An example of a natural statement that is independent of PA but nevertheless true is the Paris–Harrington Theorem, which is equivalent to the 1-consistency of PA. In other words, the statement is equivalent to the statement that every PA-provable $\Sigma^0_1$ sentence is true.
Best Answer
Apart from the storm of comments, let me just try to answer the question.
There are several ways in a which a mathematical theorem can be contingent.
First, the independence phenomenon in set theory shows the striking ubiquity of contingency in mathematics. For example, the Continuum Hypothesis is true is some set-theoretic worlds and false in others (and we can control it exactly). There are hundreds of other examples of statements with the same independence status---they are true in some worlds and false in others. The method of forcing has been used to spectacular effect in proving many of these independence results.

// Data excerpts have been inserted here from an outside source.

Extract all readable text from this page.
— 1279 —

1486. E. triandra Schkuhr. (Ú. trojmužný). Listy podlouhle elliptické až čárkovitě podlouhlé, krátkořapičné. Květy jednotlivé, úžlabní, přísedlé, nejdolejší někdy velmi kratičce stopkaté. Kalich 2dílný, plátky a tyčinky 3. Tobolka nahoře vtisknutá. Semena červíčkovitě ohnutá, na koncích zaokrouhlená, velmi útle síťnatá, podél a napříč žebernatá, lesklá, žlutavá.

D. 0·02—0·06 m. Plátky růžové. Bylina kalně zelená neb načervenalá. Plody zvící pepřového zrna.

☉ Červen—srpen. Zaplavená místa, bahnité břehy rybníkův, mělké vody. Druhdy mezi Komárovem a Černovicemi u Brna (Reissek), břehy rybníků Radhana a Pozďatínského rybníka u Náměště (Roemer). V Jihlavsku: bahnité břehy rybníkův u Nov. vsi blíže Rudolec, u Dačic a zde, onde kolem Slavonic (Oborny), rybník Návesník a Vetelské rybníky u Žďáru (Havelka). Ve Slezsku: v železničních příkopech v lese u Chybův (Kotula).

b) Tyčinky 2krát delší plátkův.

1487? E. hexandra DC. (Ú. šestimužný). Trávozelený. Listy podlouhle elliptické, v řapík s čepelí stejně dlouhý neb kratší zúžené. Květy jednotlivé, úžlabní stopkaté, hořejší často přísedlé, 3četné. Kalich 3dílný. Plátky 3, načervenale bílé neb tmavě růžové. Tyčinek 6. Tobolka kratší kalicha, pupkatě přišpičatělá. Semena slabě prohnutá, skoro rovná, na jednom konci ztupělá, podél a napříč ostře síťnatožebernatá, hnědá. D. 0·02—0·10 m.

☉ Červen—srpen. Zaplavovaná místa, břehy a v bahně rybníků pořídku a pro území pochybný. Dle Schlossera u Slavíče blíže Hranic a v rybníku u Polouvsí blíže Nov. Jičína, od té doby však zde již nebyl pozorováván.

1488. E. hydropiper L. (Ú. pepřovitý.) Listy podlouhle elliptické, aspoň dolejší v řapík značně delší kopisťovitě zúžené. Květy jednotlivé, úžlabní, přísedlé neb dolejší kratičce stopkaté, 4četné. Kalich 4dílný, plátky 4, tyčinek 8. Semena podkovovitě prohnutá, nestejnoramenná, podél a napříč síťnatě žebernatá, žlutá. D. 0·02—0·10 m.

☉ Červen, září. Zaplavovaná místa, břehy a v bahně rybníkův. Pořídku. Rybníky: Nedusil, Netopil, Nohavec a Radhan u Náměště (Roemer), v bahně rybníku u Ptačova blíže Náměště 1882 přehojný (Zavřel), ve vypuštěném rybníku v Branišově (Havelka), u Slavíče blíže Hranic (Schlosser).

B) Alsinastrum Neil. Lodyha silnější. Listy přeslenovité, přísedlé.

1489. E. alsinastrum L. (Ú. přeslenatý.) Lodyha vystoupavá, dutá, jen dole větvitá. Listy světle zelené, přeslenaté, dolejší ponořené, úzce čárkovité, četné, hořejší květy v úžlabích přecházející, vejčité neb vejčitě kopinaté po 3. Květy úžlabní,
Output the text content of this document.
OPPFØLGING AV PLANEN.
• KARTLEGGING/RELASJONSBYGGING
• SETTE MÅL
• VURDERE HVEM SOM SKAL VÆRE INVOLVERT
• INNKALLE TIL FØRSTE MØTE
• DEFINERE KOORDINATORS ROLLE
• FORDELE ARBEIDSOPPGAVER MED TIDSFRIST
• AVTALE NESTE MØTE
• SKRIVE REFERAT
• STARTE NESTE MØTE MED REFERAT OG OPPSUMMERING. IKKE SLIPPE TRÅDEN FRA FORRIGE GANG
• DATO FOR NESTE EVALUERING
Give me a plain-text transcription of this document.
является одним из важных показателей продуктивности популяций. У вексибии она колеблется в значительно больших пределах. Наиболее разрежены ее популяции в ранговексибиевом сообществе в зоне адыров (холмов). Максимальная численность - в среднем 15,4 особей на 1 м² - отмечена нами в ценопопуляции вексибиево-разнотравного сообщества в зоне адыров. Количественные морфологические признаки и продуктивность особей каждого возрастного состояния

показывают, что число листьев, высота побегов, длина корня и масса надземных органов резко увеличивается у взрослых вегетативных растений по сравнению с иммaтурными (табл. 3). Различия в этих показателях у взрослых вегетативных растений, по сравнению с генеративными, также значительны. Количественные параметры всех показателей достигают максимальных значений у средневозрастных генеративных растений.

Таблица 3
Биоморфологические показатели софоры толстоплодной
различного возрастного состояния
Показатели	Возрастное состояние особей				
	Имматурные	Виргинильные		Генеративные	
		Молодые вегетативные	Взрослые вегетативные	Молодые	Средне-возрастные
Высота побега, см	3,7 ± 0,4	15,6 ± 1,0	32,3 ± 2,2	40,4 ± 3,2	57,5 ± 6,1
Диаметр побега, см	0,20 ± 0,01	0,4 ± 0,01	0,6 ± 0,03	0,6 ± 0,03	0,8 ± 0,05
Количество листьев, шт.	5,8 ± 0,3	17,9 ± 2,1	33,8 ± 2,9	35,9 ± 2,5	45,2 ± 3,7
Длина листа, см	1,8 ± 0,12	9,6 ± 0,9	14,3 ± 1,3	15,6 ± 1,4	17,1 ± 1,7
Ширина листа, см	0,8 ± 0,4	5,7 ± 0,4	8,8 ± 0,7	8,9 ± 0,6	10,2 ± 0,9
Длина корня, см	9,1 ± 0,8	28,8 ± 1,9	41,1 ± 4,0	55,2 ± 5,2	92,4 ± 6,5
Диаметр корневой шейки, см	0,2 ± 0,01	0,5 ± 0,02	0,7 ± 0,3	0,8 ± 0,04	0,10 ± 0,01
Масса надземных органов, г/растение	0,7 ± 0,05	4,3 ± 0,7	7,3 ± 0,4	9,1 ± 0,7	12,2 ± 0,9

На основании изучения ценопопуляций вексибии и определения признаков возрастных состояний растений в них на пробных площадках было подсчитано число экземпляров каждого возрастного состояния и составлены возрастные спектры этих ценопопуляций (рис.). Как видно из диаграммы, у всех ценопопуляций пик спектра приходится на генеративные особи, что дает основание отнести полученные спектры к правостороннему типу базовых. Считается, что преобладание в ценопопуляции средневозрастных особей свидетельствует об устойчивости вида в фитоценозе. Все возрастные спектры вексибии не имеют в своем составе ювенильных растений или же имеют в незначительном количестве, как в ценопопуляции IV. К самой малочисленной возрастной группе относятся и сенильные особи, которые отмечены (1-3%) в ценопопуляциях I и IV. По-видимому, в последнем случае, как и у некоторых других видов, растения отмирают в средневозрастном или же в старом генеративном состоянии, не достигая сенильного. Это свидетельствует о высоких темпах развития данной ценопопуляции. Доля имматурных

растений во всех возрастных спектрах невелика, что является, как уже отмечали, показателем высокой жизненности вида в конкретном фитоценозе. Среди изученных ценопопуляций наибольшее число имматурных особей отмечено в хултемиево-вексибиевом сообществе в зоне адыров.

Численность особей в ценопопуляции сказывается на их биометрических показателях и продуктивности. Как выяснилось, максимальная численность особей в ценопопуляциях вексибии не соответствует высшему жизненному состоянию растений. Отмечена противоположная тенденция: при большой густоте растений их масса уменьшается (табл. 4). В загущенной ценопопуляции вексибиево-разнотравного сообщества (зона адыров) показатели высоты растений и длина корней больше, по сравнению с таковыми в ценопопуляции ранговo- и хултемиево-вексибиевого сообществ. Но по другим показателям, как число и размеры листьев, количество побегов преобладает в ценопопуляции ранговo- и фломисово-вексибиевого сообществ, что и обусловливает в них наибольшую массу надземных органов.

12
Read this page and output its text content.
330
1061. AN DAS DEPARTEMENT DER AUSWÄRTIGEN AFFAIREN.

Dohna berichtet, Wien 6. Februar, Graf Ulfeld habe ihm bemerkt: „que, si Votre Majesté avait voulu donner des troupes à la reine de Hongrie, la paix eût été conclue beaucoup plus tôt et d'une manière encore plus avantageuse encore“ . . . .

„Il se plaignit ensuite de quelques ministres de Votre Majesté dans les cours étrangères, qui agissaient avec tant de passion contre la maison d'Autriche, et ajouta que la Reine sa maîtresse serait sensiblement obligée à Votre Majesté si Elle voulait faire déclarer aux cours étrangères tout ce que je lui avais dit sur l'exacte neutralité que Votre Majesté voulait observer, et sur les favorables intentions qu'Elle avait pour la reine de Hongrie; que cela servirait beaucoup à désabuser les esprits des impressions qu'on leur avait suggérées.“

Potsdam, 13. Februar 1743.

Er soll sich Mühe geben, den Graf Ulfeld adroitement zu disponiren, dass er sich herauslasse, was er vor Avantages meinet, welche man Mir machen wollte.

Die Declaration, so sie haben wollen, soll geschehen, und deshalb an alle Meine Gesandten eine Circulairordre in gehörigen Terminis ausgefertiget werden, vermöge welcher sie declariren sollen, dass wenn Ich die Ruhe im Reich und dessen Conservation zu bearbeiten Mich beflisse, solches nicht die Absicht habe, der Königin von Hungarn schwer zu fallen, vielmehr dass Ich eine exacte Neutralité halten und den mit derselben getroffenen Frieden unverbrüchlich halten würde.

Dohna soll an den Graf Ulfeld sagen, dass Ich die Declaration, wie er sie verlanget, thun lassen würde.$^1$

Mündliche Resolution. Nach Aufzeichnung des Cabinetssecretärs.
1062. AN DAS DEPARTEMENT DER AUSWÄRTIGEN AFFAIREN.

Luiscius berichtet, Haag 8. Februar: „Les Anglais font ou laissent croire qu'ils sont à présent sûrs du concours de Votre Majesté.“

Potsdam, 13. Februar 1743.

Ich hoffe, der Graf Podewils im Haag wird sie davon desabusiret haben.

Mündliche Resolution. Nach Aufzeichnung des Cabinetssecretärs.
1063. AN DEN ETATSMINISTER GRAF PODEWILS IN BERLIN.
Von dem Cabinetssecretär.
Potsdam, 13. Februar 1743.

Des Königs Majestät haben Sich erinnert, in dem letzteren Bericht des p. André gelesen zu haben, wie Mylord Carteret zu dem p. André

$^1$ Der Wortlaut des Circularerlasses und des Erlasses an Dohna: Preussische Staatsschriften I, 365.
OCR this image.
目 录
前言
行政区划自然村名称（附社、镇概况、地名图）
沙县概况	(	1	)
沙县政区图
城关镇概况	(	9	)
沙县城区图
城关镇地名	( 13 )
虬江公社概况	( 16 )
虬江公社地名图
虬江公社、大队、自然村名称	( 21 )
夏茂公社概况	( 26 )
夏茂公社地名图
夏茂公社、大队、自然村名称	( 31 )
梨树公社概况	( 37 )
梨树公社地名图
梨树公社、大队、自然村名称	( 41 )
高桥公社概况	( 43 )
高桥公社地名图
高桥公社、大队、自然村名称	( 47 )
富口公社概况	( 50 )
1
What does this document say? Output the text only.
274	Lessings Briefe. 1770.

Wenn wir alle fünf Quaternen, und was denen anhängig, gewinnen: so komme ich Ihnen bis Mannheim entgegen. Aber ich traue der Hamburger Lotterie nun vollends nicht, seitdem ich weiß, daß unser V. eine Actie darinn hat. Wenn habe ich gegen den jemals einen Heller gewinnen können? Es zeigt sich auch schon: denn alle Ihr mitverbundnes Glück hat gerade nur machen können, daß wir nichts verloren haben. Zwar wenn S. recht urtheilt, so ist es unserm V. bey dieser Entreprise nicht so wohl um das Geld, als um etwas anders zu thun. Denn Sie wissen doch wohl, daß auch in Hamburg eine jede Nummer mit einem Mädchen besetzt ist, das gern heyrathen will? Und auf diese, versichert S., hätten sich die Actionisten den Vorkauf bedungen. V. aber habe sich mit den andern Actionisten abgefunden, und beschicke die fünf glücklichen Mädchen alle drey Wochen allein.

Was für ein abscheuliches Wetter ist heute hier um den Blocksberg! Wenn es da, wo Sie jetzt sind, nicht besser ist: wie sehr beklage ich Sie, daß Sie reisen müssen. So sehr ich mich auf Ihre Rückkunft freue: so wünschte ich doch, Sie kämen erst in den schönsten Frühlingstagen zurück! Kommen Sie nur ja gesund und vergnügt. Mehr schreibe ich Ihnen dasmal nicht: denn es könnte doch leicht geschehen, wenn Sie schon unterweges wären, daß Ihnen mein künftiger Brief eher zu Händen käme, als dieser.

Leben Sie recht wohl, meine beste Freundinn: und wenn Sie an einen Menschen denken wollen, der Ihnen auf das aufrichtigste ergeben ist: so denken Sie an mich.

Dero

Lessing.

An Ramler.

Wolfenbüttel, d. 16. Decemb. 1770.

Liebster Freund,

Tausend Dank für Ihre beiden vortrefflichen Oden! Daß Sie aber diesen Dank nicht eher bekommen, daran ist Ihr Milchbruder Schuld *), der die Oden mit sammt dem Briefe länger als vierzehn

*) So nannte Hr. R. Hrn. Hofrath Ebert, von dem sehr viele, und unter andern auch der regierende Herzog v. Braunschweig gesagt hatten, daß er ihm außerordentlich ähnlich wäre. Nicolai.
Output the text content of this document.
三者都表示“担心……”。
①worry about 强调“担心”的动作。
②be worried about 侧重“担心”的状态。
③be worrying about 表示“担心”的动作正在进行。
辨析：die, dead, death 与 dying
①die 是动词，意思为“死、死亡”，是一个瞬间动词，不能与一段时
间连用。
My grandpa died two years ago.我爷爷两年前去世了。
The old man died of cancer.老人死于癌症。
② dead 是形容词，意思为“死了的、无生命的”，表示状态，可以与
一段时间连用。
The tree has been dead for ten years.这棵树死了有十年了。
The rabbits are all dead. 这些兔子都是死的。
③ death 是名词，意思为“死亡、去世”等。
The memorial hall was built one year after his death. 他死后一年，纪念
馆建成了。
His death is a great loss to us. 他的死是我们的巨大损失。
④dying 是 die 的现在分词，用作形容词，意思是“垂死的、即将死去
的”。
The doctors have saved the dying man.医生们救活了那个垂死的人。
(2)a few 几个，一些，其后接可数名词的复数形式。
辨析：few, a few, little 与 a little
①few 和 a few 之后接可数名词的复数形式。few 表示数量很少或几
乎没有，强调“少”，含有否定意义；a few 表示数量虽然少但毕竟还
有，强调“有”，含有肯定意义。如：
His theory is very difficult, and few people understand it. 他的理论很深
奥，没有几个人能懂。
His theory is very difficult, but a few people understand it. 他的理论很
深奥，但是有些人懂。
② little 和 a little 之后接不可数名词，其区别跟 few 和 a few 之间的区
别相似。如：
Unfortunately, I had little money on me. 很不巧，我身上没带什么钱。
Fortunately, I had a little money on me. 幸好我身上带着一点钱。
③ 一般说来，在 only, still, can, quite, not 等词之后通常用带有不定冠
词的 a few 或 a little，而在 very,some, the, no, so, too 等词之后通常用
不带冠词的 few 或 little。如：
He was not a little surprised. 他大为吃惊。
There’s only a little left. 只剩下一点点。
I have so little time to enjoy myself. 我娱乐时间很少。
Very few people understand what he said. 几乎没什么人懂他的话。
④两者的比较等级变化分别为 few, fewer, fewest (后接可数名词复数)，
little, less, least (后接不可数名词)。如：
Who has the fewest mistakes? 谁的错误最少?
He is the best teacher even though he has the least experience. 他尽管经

The Incompleteness phenomenon of Goedel can be used to show that whether a statement is provable or not from a given axiom system (in classical logic) can be contingent. Specifically, the Incompleteness theorem says that no theory T, if consistent, can prove its own consistency. Thus, if ZFC is consistent, then there are models of ZFC in which ZFC is thought to be inconsistent. In such a model, ZFC is thought to prove any statement at all! But in our world, not all these statements will be theorems. Thus, in this sense, even the question of whether a given statement is a theorem or not can be contingent.
The large cardinal hierarchy in set theory provides numerous examples of statements transcending the consistency strength of weaker statements. If large cardinals are consistent, then there are some set-theoretical universes in which ZFC proves that there are no inaccessible cardinals and other universes where it does not.
There are also several ways in which contingency is ruled out.
First, one of the most important properties of a proof system is soundness, which means that any statement provable in the system from true hypotheses will remain true. Of course, this is an expected feature of any proof system worthy of the name. A theorem is a statement having a proof in such a system. Once we have adopted a given proof system that is sound, and the axioms are all necessarily true, then the theorems will also all be necessarily true. In this sense, there can be no contingent theorems.
Second, one of the profound achievements of Goedel was his Completeness theorem, which states that any statement that holds in all models of a given first order theory T, actually has a proof from the theory. For example, every statement in the language of group theory that happens to be true in all groups, actually has a finite proof from the group axioms (using any of several proof systems). This is far from obvious, and I find it profound. But it answers a dual version of a question you might have asked, which I find interesting, namely: Is every necessary truth a theorem? The answer is Yes, and this is just what the Completeness theorem expresses.
These last two points together explain that if one takes the possible worlds to be all models of a given theory, then the necessary truths are precisely the theorems of that theory.